Sunday, February 18, 2007

Thoughts from today...

WEll, this morning, we didn't have church...I had a very relaxing last night and today...basically just catching up on some reading and organizing in my scrap room. Tom stayed in our room most of the day just watching sports, and since Lukas was gone to a friend's, I stayed up in his room, which is my favorite room in the house...(a whole other blog story)...just reading and catching up...I even ended up sleeping up there last night. I just love being alone sometimes...
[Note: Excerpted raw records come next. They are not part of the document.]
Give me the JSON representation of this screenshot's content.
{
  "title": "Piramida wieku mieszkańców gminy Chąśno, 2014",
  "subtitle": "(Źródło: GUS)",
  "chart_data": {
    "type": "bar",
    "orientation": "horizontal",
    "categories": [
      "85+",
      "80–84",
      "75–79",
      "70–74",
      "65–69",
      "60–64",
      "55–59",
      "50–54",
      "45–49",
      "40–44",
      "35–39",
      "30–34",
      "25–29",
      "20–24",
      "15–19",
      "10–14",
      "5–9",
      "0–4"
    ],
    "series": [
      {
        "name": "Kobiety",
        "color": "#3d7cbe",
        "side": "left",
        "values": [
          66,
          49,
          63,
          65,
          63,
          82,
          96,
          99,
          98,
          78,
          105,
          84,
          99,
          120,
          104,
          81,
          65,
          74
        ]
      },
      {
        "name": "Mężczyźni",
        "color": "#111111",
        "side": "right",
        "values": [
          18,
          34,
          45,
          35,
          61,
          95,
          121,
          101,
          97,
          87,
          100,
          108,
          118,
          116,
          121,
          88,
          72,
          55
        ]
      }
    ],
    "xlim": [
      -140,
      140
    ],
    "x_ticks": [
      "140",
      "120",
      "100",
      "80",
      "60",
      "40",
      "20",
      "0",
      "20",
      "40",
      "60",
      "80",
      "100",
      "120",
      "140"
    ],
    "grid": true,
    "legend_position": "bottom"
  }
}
I have also spent the day praying for Morgan...I am not sure what I am gonna do with her...She is obviously hormonal and she is crying every day....I don't know what to tell her anymore... she says she hates school and her friends all hate her..I have counseled her on her friendships so much and how to "be a friend" that I am at a loss...oh, my gosh, that means this all is just starting...After talking to my mother about the situation, she said something that I never had a clue about..."Sherry if you only knew all the times you left here in the mornings and I would spend so much time on my knees praying for you and crying out to God to help you." Man, that hit home..cause I know that all day Friday, I just could barely contain my emotions at work as I prayed for her over and over again. Mom also said she wouldn't want to live thru another teenagers years for anything...!!! Thanks Mom!!!
Morgan did come home on Friday and tell me that she had wrote a letter to a friend and that things were working out...
Funny thing is, I don't think Tom even has a clue what Morgan is really going thru..he just either totally ignores her or tells her to get her mind off of it...easier said than done, right?